Mount Prospect residents and business owners interested in the future of the village's downtown have a chance to be heard.
A Community Visioning Survey has been posted online; it asks for feedback on a number of redevelopment ideas being considered for the downtown area.
Contact information ( * required )
The survey can be found at thelakotagroup.com/mountprospect, a project website maintained by the village's Chicago-based consultant, the Lakota Group.
The survey will likely be up for another one to two weeks. It is a follow-up to a meeting about the downtown that the village hosted on Feb. 21.
"It gives residents who couldn't attend that meeting a chance to weigh in," Nellie Beckner, a long-range planner with the village, said Thursday. "We're trying to gather as much input from the public as we can."
The village and Lakota are working together on what is known as a Downtown Implementation Plan, a guide to future development of the area. The effort is being funded in part by a grant from the Regional Transportation Authority, and transit in all its forms is a big component of the study.
At the Feb. 21 meeting, the about 40 residents who attended looked at some of the specific redevelopment opportunities under consideration, including the nearly vacant shopping center at Central Road and Route 83 and the Chase Bank site at Busse Avenue and Emerson Street.
The village and Lakota have also identified development possibilities south of the railroad tracks that cut through the downtown. These include streetscape enhancements in the existing Prospect Avenue business district and new residences along Prospect Avenue near Lions Park.

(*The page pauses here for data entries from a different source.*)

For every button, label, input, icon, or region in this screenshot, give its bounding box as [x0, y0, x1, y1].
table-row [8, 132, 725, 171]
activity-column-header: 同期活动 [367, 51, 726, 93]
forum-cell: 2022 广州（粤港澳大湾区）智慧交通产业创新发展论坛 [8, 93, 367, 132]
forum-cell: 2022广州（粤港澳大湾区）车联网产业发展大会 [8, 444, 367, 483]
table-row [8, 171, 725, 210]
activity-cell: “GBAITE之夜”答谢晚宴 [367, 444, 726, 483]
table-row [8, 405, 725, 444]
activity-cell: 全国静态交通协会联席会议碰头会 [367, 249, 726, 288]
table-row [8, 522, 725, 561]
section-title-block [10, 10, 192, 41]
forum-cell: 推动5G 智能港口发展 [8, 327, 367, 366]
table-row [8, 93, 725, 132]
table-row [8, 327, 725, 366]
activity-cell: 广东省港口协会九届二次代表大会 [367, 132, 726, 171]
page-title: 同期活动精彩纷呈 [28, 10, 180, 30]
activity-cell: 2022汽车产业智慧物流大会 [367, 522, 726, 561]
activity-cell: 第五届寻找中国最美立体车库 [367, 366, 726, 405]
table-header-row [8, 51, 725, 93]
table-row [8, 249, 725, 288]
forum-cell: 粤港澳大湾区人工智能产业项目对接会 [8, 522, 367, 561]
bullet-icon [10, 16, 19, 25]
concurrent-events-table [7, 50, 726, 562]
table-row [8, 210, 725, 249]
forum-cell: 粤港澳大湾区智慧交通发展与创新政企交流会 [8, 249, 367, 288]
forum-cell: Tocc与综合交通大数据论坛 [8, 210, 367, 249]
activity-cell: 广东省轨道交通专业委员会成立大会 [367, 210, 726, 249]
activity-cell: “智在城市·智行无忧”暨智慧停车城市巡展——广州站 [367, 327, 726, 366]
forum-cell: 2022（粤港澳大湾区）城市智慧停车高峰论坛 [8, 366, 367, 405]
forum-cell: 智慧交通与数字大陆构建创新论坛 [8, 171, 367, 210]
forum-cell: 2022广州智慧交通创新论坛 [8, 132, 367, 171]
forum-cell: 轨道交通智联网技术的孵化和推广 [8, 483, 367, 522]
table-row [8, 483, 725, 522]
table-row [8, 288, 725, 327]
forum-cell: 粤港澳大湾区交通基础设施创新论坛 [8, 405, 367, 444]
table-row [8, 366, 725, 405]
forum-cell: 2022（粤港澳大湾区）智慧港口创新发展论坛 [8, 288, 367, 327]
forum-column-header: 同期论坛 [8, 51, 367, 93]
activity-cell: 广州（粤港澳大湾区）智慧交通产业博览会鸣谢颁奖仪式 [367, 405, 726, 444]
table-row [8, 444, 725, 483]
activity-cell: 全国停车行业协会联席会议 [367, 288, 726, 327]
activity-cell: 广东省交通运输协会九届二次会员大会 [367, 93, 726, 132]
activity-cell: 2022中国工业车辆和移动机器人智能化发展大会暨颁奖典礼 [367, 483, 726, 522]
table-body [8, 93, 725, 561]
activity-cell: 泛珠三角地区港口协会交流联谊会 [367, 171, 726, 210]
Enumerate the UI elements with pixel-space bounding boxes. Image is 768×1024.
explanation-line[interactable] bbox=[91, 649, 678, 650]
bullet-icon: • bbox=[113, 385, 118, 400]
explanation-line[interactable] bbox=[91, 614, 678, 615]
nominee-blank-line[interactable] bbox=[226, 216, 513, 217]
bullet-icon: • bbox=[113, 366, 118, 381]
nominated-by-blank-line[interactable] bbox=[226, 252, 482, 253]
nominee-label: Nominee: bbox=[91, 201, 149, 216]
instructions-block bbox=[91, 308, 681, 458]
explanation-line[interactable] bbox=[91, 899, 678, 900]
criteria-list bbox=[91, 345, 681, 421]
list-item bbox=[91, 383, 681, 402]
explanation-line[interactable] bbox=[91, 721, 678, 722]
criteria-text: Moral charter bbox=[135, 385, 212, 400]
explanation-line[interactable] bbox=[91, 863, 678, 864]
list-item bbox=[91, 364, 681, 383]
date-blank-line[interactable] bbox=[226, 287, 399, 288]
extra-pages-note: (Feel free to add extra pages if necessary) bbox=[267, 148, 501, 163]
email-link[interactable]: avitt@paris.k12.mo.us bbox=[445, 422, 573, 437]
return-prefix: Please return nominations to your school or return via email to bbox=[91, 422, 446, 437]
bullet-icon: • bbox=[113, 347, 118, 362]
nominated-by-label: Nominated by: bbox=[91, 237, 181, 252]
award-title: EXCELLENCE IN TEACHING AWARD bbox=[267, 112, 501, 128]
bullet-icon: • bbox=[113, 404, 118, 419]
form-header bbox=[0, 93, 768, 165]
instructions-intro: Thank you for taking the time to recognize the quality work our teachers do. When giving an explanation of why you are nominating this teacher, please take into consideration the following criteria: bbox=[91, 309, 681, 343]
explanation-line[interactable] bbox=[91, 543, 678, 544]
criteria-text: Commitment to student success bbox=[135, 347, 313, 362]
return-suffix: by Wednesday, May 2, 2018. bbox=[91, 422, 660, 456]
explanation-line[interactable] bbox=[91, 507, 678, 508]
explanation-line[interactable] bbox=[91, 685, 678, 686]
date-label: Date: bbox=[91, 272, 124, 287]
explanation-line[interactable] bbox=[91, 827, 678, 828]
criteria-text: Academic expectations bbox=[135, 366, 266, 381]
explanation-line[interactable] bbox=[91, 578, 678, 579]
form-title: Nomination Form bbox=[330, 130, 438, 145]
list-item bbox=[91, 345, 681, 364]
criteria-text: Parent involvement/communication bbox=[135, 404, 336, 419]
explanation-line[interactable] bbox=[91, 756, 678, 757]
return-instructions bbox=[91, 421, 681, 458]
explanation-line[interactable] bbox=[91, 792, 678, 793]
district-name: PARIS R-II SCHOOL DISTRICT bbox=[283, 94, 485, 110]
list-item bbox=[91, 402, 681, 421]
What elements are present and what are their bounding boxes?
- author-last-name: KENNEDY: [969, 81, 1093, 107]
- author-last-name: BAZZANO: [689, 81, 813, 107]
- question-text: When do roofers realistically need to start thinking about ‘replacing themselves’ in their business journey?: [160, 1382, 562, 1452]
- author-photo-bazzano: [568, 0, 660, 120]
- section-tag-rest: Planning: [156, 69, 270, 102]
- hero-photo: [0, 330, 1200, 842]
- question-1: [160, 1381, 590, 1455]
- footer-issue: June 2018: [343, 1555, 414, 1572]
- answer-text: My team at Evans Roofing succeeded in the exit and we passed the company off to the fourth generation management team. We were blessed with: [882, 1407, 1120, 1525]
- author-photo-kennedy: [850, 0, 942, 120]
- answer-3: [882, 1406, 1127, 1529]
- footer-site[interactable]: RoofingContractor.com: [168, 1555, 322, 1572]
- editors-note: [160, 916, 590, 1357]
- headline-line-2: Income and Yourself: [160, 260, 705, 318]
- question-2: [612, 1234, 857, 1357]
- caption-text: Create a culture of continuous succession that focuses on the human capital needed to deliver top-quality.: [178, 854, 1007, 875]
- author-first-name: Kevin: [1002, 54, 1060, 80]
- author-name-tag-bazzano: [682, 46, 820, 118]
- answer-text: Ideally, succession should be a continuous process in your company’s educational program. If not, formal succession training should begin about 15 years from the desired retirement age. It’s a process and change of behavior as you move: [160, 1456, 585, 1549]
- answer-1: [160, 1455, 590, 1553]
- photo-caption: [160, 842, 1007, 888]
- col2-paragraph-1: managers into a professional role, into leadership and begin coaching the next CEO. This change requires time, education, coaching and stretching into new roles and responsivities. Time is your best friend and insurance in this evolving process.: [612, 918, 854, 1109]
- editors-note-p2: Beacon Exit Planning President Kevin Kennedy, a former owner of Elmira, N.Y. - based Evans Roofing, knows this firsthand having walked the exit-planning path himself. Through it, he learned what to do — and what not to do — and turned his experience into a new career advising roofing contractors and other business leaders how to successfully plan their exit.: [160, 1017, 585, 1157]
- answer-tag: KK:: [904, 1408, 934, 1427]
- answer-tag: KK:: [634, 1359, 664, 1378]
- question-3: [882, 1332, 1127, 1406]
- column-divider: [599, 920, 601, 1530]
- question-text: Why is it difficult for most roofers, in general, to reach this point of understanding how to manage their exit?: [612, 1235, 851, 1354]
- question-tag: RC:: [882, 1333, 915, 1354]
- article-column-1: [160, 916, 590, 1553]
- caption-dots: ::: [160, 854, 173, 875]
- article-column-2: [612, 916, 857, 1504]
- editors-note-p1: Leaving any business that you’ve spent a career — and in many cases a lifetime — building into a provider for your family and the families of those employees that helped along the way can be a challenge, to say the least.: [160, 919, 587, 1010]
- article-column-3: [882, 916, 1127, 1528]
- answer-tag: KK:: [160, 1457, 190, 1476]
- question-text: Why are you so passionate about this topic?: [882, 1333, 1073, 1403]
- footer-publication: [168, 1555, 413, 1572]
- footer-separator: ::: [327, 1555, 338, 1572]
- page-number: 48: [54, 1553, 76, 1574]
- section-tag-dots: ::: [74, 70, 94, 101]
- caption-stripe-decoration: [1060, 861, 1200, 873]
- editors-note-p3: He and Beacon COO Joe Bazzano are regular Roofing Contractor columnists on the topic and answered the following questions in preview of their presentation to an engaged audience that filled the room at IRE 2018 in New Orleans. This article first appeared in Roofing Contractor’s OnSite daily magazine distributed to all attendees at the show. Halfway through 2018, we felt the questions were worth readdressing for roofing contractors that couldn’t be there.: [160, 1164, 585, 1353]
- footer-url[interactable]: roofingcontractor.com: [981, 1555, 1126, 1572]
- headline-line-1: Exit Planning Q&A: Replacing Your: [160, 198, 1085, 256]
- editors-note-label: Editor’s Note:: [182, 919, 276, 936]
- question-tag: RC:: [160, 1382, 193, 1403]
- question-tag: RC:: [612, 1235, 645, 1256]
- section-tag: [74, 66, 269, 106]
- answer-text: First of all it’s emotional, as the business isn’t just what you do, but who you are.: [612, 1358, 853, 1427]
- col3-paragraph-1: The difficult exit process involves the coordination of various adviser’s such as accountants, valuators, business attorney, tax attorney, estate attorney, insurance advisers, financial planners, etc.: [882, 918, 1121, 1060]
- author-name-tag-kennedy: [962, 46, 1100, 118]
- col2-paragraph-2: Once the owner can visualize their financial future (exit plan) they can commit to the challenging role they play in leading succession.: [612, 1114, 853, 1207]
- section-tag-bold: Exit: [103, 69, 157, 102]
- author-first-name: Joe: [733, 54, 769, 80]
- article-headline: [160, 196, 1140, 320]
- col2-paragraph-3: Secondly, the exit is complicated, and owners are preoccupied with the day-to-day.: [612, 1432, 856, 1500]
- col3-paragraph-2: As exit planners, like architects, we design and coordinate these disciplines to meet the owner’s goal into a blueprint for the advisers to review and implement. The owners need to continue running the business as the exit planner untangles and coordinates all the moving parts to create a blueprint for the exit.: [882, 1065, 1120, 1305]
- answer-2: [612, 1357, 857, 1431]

Lakota will compile and study the feedback from the open house and the survey. In mid-April, a third and final open house meeting will be held, giving residents a chance to look at Lakota's recommendations and talk about how to implement them. The village board is expected to review Lakota's report this summer.
"I'm really happy with the feedback we've gotten from residents and business owners so far," Beckner said. "People clearly feel they have a stake in the downtown."